And confidence breeds confidence – although not I hope complacency. On my second trip I muddled two of the murders. Not that anyone appeared to notice… I suppose the order’s less important than the cumulative effect. And at the end a youngish man tried to tip me. I refused, which obviously embarrassed him. And I felt churlish; he only wanted to express his appreciation. So from now on all contributions will be both gratefully and graciously received.

The money may not be important; but the pay is. It’s the first time I’ve ever had a price put on anything I’ve done. I’ve had a value, but that’s not the same. And it may not be the career I’d have chosen; it may not be a career at all. But at least it’s a start. If I can make my way through the back streets of Whitechapel, I can make my way in the world.

We assemble outside Whitechapel Station. The pervasive poverty effortlessly sets the scene. Although it seems quite different to that of the boys and beggars in the West End. That was the poverty of despair; I saw it in their eyes: a hollow, haggard anger at the depths to which they’d sunk. But this is the poverty of destitution; it’s endemic in the cracks in the streets and the marrow of their bones: in the wide-hipped women bloated with batter and their hard-headed husbands big-bellied with beer.

I never thought I’d hear myself talk like this. I’ve always believed in steering well clear of politics. But somewhere between crypt and club and clinic something changed. And it’s certainly coloured the way I guide my walks. I pull no punches; I point the parallels. Jonathan would be proud of me – no, gratified. I’m still not sure about eating bacon being a political act; but walking through the East End undoubtedly is.

How could it be otherwise? There’s a wizened old man who perches permanently in a crack in the station wall, his feet encased in layers of heavy plastic like makeshift snow-shoes. He swigs constantly from a bottle of cider, whilst his toothlessness pulls his face in a perpetual grin. Every so often he jumps up without warning and pounds his fists through the empty air, screaming and squalling and whirling like a dervish, with all the frenzy of a disconnected mind. But his stinking squalor seems as far removed from the genteel madness of the clinic as genteel poverty is from the Mile End Road.

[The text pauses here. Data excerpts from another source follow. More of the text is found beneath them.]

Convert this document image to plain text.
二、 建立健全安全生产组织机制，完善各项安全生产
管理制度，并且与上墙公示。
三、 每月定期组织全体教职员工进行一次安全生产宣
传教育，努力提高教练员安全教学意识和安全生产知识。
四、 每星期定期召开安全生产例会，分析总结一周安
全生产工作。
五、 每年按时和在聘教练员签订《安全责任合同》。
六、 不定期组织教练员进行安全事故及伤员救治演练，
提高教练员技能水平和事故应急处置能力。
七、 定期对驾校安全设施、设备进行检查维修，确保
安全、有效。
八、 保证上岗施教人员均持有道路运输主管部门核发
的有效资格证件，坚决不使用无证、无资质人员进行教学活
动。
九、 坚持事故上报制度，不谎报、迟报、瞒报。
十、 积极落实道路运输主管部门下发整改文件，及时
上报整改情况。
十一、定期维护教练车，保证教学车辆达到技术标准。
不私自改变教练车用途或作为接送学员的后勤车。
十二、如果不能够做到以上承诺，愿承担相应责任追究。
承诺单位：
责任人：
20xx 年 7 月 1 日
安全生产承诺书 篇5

And I was reminded of what Fiona told me at the crypt: that it’s all very well to put vulnerable people back into the community, but first we have to put the community back into ourselves. And yet any community there once was has been replaced by commuters, to whom the old man is just an incontinent inconvenience: an obstacle to be neatly negotiated, as they hurry through the station forecourt, loudly cursing the passenger under the train at Barking whose despair has reverberated all along the line.

Then I thought of Christ and how he would never have abandoned him; in a mad world he gave his life that we might be sane… Although these days I expect he’d have been certified rather than crucified, and electrodes and not thorns stuck to his head… And if I’d ever intended to pass by, I could do so no longer. So the next time I arrived at the station, instead of the usual wide berth, I gave the old man ten pounds.

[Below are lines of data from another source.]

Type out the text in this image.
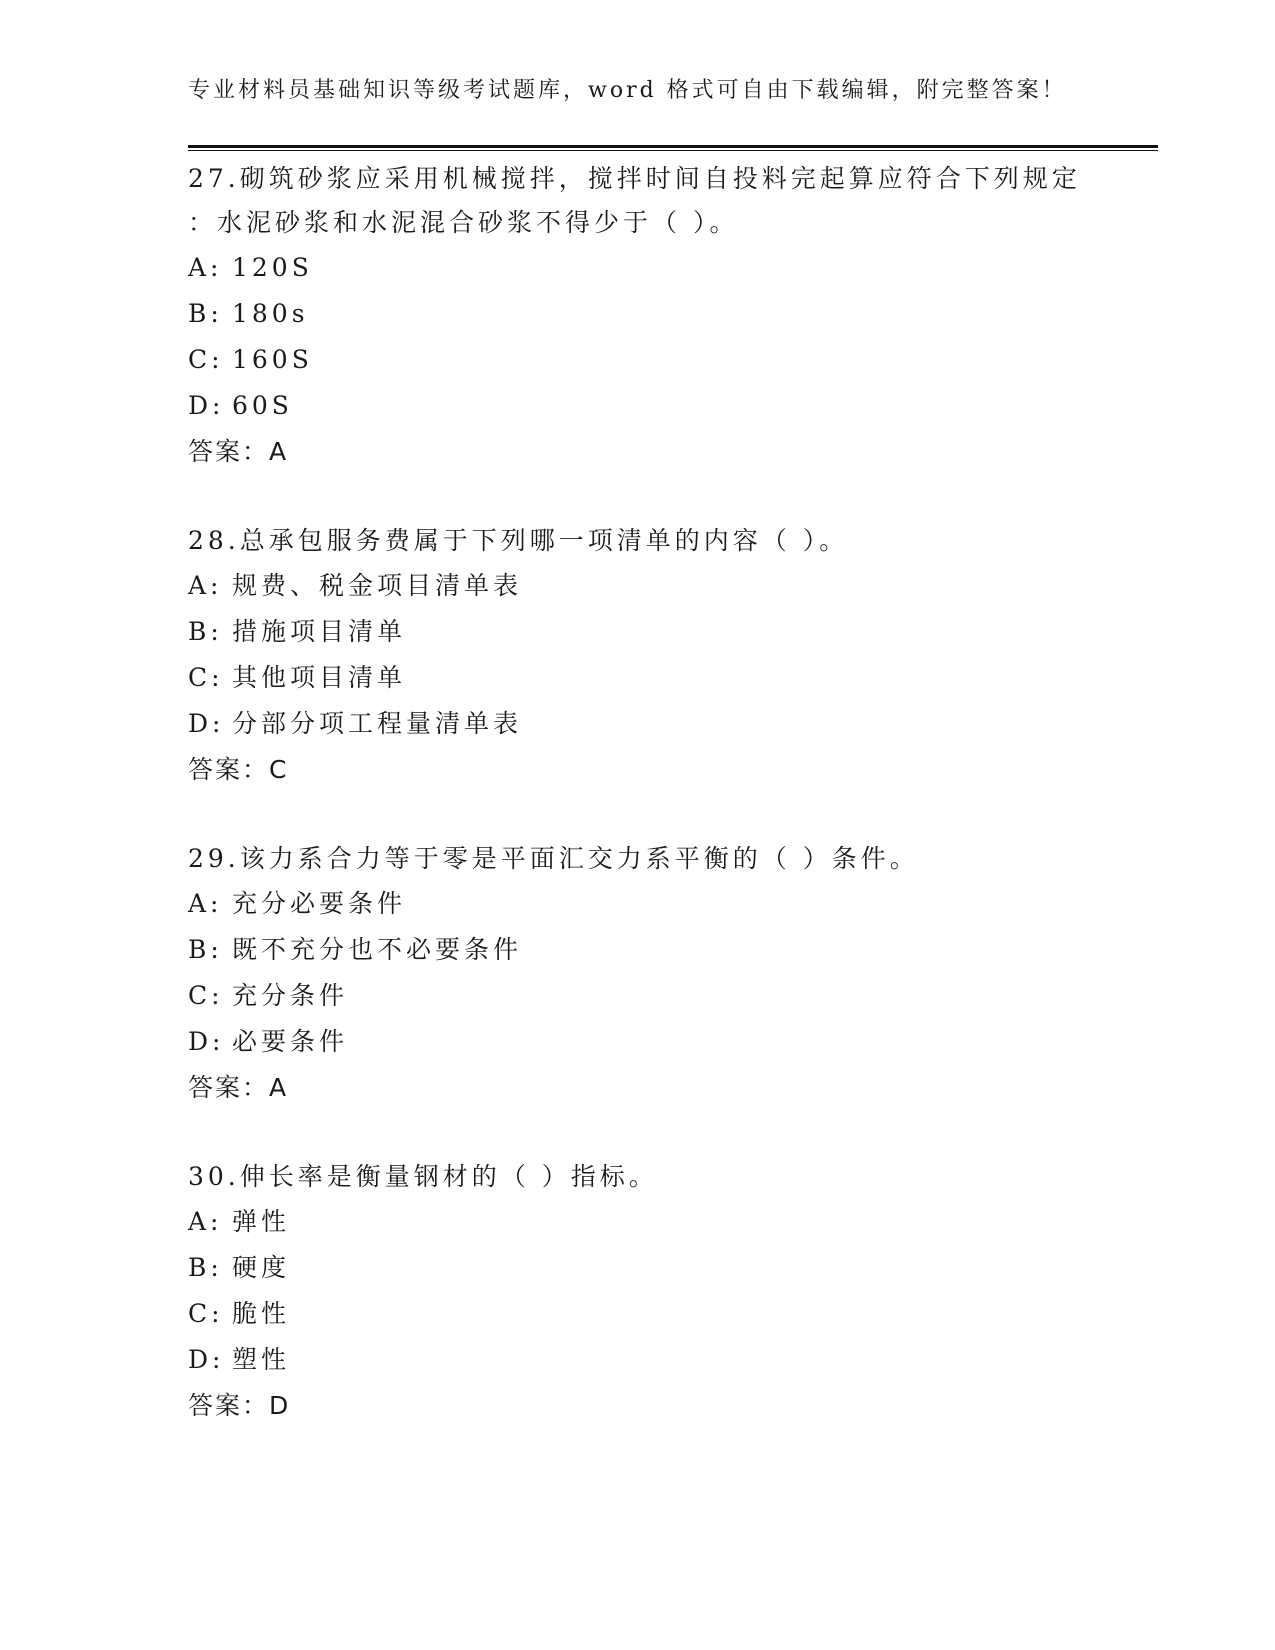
专业材料员基础知识等级考试题库，word 格式可自由下载编辑，附完整答案！

27.砌筑砂浆应采用机械搅拌，搅拌时间自投料完起算应符合下列规定
：水泥砂浆和水泥混合砂浆不得少于（ ）。

A: 120S
B: 180s
C: 160S
D: 60S
答案：A

28.总承包服务费属于下列哪一项清单的内容（ ）。

A: 规费、税金项目清单表
B: 措施项目清单
C: 其他项目清单
D: 分部分项工程量清单表
答案：C

29.该力系合力等于零是平面汇交力系平衡的（ ）条件。

A: 充分必要条件
B: 既不充分也不必要条件
C: 充分条件
D: 必要条件
答案：A

30.伸长率是衡量钢材的（ ）指标。

A: 弹性
B: 硬度
C: 脆性
D: 塑性
答案：D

And I can hear all Jonathan’s objections – he’d have found fault with the Good Samaritan – but from the wild smile on his face and his weird pantomime of pleasure, I felt that although it wouldn’t solve any of his problems, it might at least dull some of the pain.

An American who’d booked for the tour accused me of irresponsibility. Didn’t I realise, he asked, that he’d spend every cent he was given on drink? So what? I replied, and surprised myself by my vehemence. What right had I to dictate what he did with my – no, with his money? Besides, I’d be deeply disturbed if I thought that our venture into the nineteenth century had helped to revive the distinction between the deserving and the undeserving poor.

You may find it odd for a former ordinand to be tramping the streets of the East End retelling the murders of prostitutes; and yet it could hardly be more apt. I know their stories, I’ve heard them myself a hundred years on. The sexes may be different but the sexuality’s the same.

And I can’t understand why so many people, and women in particular, condemn the walks as pornographic. Donald was challenged regularly by abusive pickets; but he explained how to wrong-foot them. In any case, he’s quite sure that their dedication will cool in this cold October weather. Nevertheless I have to admit to a degree of trepidation every time I turn a corner. And the threat of confrontation fills the air.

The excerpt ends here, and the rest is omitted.